Bank of Canada Governor Mark Carney kept the main interest rate unchanged in his final announcement and reiterated tighter policy may be needed after “a period of time” as the economic expansion progresses.

The benchmark rate on overnight loans between commercial banks remained at 1 percent for the 22nd consecutive meeting in a decision from Ottawa that was expected by all 23 economists in a Bloomberg News survey. Inflation has been slower than expected since the last decision and economic growth has been faster, policy makers said.

“The considerable monetary policy stimulus currently in place will likely remain appropriate for a period of time, after which some modest withdrawal will likely be required, consistent with achieving the 2 percent inflation target,” policy makers led by Carney, 48, said in a statement today that echoed the last decision on April 17.

Carney departs Canada as the only Group of Seven central banker signaling the chance of higher interest rates while the U.S. Federal Reserve and Bank of Japan buy assets to rekindle growth, an emergency policy he will oversee upon taking over the Bank of England July 1. Incoming Governor Stephen Poloz will take responsibility for a Canadian economy increasingly reliant on exports and investment as indebted consumers and governments curb spending.

No Waves

“It’s pretty clear Carney is going out of his way not to create any waves in his last meeting,” said Doug Porter, chief economist in Toronto at BMO Capital Markets. “Even though growth and inflation have had a few minor surprises in recent weeks, the bank suggested that core inflation and annual growth were pretty much what they had forecast.”

Canada’s dollar rose 0.4 percent to C$1.0355 per U.S. dollar at 3:45 p.m. in Toronto.

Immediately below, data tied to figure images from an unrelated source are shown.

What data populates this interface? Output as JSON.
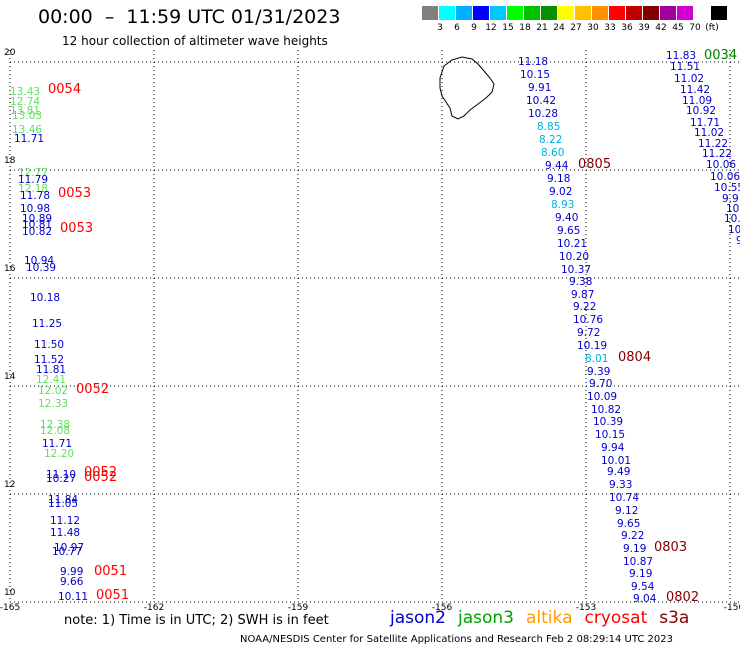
{
  "header": {
    "title": "00:00  –  11:59 UTC 01/31/2023",
    "subtitle": "12 hour collection of altimeter wave heights"
  },
  "legend": {
    "colors": [
      "#808080",
      "#00ffff",
      "#00b0ff",
      "#0000ff",
      "#00c8ff",
      "#00ff00",
      "#00c000",
      "#009000",
      "#ffff00",
      "#ffc000",
      "#ff9000",
      "#ff0000",
      "#c00000",
      "#800000",
      "#a000a0",
      "#d000d0",
      "#ffffff",
      "#000000"
    ],
    "labels": [
      "3",
      "6",
      "9",
      "12",
      "15",
      "18",
      "21",
      "24",
      "27",
      "30",
      "33",
      "36",
      "39",
      "42",
      "45",
      "70",
      "(ft)"
    ]
  },
  "axes": {
    "lat_labels": [
      "20",
      "18",
      "16",
      "14",
      "12",
      "10"
    ],
    "lon_labels": [
      "-165",
      "-162",
      "-159",
      "-156",
      "-153",
      "-150"
    ]
  },
  "colors": {
    "blue": "#0000cc",
    "cyan": "#00b0e0",
    "green": "#60e060",
    "red": "#ff0000",
    "darkred": "#800000",
    "darkgreen": "#008000",
    "orange": "#ff9900",
    "magenta": "#dd0000"
  },
  "passes": [
    {
      "c": "red",
      "t": "0054"
    },
    {
      "c": "red",
      "t": "0053"
    },
    {
      "c": "red",
      "t": "0053"
    },
    {
      "c": "red",
      "t": "0052"
    },
    {
      "c": "red",
      "t": "0052"
    },
    {
      "c": "red",
      "t": "0052"
    },
    {
      "c": "red",
      "t": "0051"
    },
    {
      "c": "red",
      "t": "0051"
    },
    {
      "c": "darkred",
      "t": "0805"
    },
    {
      "c": "darkred",
      "t": "0804"
    },
    {
      "c": "darkred",
      "t": "0803"
    },
    {
      "c": "darkred",
      "t": "0802"
    },
    {
      "c": "darkgreen",
      "t": "0034"
    }
  ],
  "values": [
    {
      "c": "green",
      "t": "13.43"
    },
    {
      "c": "green",
      "t": "12.74"
    },
    {
      "c": "green",
      "t": "13.81"
    },
    {
      "c": "green",
      "t": "13.03"
    },
    {
      "c": "green",
      "t": "13.46"
    },
    {
      "c": "blue",
      "t": "11.71"
    },
    {
      "c": "green",
      "t": "12.77"
    },
    {
      "c": "blue",
      "t": "11.79"
    },
    {
      "c": "green",
      "t": "12.18"
    },
    {
      "c": "blue",
      "t": "11.78"
    },
    {
      "c": "blue",
      "t": "10.98"
    },
    {
      "c": "blue",
      "t": "10.89"
    },
    {
      "c": "blue",
      "t": "10.81"
    },
    {
      "c": "blue",
      "t": "10.82"
    },
    {
      "c": "blue",
      "t": "10.94"
    },
    {
      "c": "blue",
      "t": "10.39"
    },
    {
      "c": "blue",
      "t": "10.18"
    },
    {
      "c": "blue",
      "t": "11.25"
    },
    {
      "c": "blue",
      "t": "11.50"
    },
    {
      "c": "blue",
      "t": "11.52"
    },
    {
      "c": "blue",
      "t": "11.81"
    },
    {
      "c": "green",
      "t": "12.41"
    },
    {
      "c": "green",
      "t": "12.02"
    },
    {
      "c": "green",
      "t": "12.33"
    },
    {
      "c": "green",
      "t": "12.38"
    },
    {
      "c": "green",
      "t": "12.08"
    },
    {
      "c": "blue",
      "t": "11.71"
    },
    {
      "c": "green",
      "t": "12.20"
    },
    {
      "c": "blue",
      "t": "11.10"
    },
    {
      "c": "blue",
      "t": "10.27"
    },
    {
      "c": "blue",
      "t": "11.84"
    },
    {
      "c": "blue",
      "t": "11.05"
    },
    {
      "c": "blue",
      "t": "11.12"
    },
    {
      "c": "blue",
      "t": "11.48"
    },
    {
      "c": "blue",
      "t": "10.97"
    },
    {
      "c": "blue",
      "t": "10.77"
    },
    {
      "c": "blue",
      "t": "9.99"
    },
    {
      "c": "blue",
      "t": "9.66"
    },
    {
      "c": "blue",
      "t": "10.11"
    },
    {
      "c": "blue",
      "t": "11.18"
    },
    {
      "c": "blue",
      "t": "10.15"
    },
    {
      "c": "blue",
      "t": "9.91"
    },
    {
      "c": "blue",
      "t": "10.42"
    },
    {
      "c": "blue",
      "t": "10.28"
    },
    {
      "c": "cyan",
      "t": "8.85"
    },
    {
      "c": "cyan",
      "t": "8.22"
    },
    {
      "c": "cyan",
      "t": "8.60"
    },
    {
      "c": "blue",
      "t": "9.44"
    },
    {
      "c": "blue",
      "t": "9.18"
    },
    {
      "c": "blue",
      "t": "9.02"
    },
    {
      "c": "cyan",
      "t": "8.93"
    },
    {
      "c": "blue",
      "t": "9.40"
    },
    {
      "c": "blue",
      "t": "9.65"
    },
    {
      "c": "blue",
      "t": "10.21"
    },
    {
      "c": "blue",
      "t": "10.20"
    },
    {
      "c": "blue",
      "t": "10.37"
    },
    {
      "c": "blue",
      "t": "9.38"
    },
    {
      "c": "blue",
      "t": "9.87"
    },
    {
      "c": "blue",
      "t": "9.22"
    },
    {
      "c": "blue",
      "t": "10.76"
    },
    {
      "c": "blue",
      "t": "9.72"
    },
    {
      "c": "blue",
      "t": "10.19"
    },
    {
      "c": "cyan",
      "t": "8.01"
    },
    {
      "c": "blue",
      "t": "9.39"
    },
    {
      "c": "blue",
      "t": "9.70"
    },
    {
      "c": "blue",
      "t": "10.09"
    },
    {
      "c": "blue",
      "t": "10.82"
    },
    {
      "c": "blue",
      "t": "10.39"
    },
    {
      "c": "blue",
      "t": "10.15"
    },
    {
      "c": "blue",
      "t": "9.94"
    },
    {
      "c": "blue",
      "t": "10.01"
    },
    {
      "c": "blue",
      "t": "9.49"
    },
    {
      "c": "blue",
      "t": "9.33"
    },
    {
      "c": "blue",
      "t": "10.74"
    },
    {
      "c": "blue",
      "t": "9.12"
    },
    {
      "c": "blue",
      "t": "9.65"
    },
    {
      "c": "blue",
      "t": "9.22"
    },
    {
      "c": "blue",
      "t": "9.19"
    },
    {
      "c": "blue",
      "t": "10.87"
    },
    {
      "c": "blue",
      "t": "9.19"
    },
    {
      "c": "blue",
      "t": "9.54"
    },
    {
      "c": "blue",
      "t": "9.04"
    },
    {
      "c": "blue",
      "t": "11.83"
    },
    {
      "c": "blue",
      "t": "11.51"
    },
    {
      "c": "blue",
      "t": "11.02"
    },
    {
      "c": "blue",
      "t": "11.42"
    },
    {
      "c": "blue",
      "t": "11.09"
    },
    {
      "c": "blue",
      "t": "10.92"
    },
    {
      "c": "blue",
      "t": "11.71"
    },
    {
      "c": "blue",
      "t": "11.02"
    },
    {
      "c": "blue",
      "t": "11.22"
    },
    {
      "c": "blue",
      "t": "11.22"
    },
    {
      "c": "blue",
      "t": "10.06"
    },
    {
      "c": "blue",
      "t": "10.06"
    },
    {
      "c": "blue",
      "t": "10.55"
    },
    {
      "c": "blue",
      "t": "9.9"
    },
    {
      "c": "blue",
      "t": "10.6"
    },
    {
      "c": "blue",
      "t": "10."
    },
    {
      "c": "blue",
      "t": "10"
    },
    {
      "c": "blue",
      "t": "9"
    }
  ],
  "note": "note: 1) Time is in UTC; 2) SWH is in feet",
  "satellites": [
    {
      "name": "jason2",
      "color": "#0000cc"
    },
    {
      "name": "jason3",
      "color": "#00a000"
    },
    {
      "name": "altika",
      "color": "#ff9900"
    },
    {
      "name": "cryosat",
      "color": "#ff0000"
    },
    {
      "name": "s3a",
      "color": "#800000"
    }
  ],
  "footer": "NOAA/NESDIS Center for Satellite Applications and Research   Feb  2 08:29:14 UTC 2023"
}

It touched C$1.0421 earlier, the weakest since June 5, 2012. One dollar buys 96.57 U.S. cents.

The central bank said annualized first-quarter economic growth probably exceeded its April forecast of 1.5 percent. Economists surveyed by Bloomberg expect the May 31 report from Statistics Canada to show a 2.3 percent expansion.

The Bank of Canada today also reiterated the economy won’t reach “full capacity” until mid-2015, keeping inflation below the 2 percent target until then. The country’s inflation rate last month was the slowest since the end of the last recession three years ago at 0.4 percent. Consumer prices have lagged the central bank’s 2 percent target for a year.

Unchanged Rate

Carney leaves the central bank June 1 and will be replaced by Poloz, who led the country’s export-financing agency. The bank’s policy rate will remain unchanged until the fourth quarter of next year according to a Bloomberg survey of economists taken May 3 to May 8.

“There has been a certain perception that the Bank of Canada has a more hawkish bias to it,” said Darcy Briggs, fund manager in Calgary at Franklin Templeton Investments Corp.’s Bissett Investment Management, which oversees about C$4 billion in fixed income assets. “We don’t see it that way. It’s more neutral than anything and the Bank of Canada would be hard pressed to conduct a tightening policy.”

Canada relies on exports for about a third of its gross domestic product, and the bank has said the recovery in foreign trade is the slowest since World War II. The central bank reiterated today that exports are being slowed by the Canadian dollar’s “persistent strength.”

Alcoa Inc., the largest U.S. aluminum producer, said May 16 it’s shutting two production lines in Quebec and postponing construction of a new line at the plant until 2019 as the metal’s price falls.

Today’s statement also repeated that consumer debt burdens will stabilize around the current record 165 percent of disposable income, after being elevated in part by a rise in housing investment. Finance Minister Jim Flaherty has acted four times to make mortgage lending rules more restrictive on concern that housing markets in cities such as Vancouver and Toronto were overheating.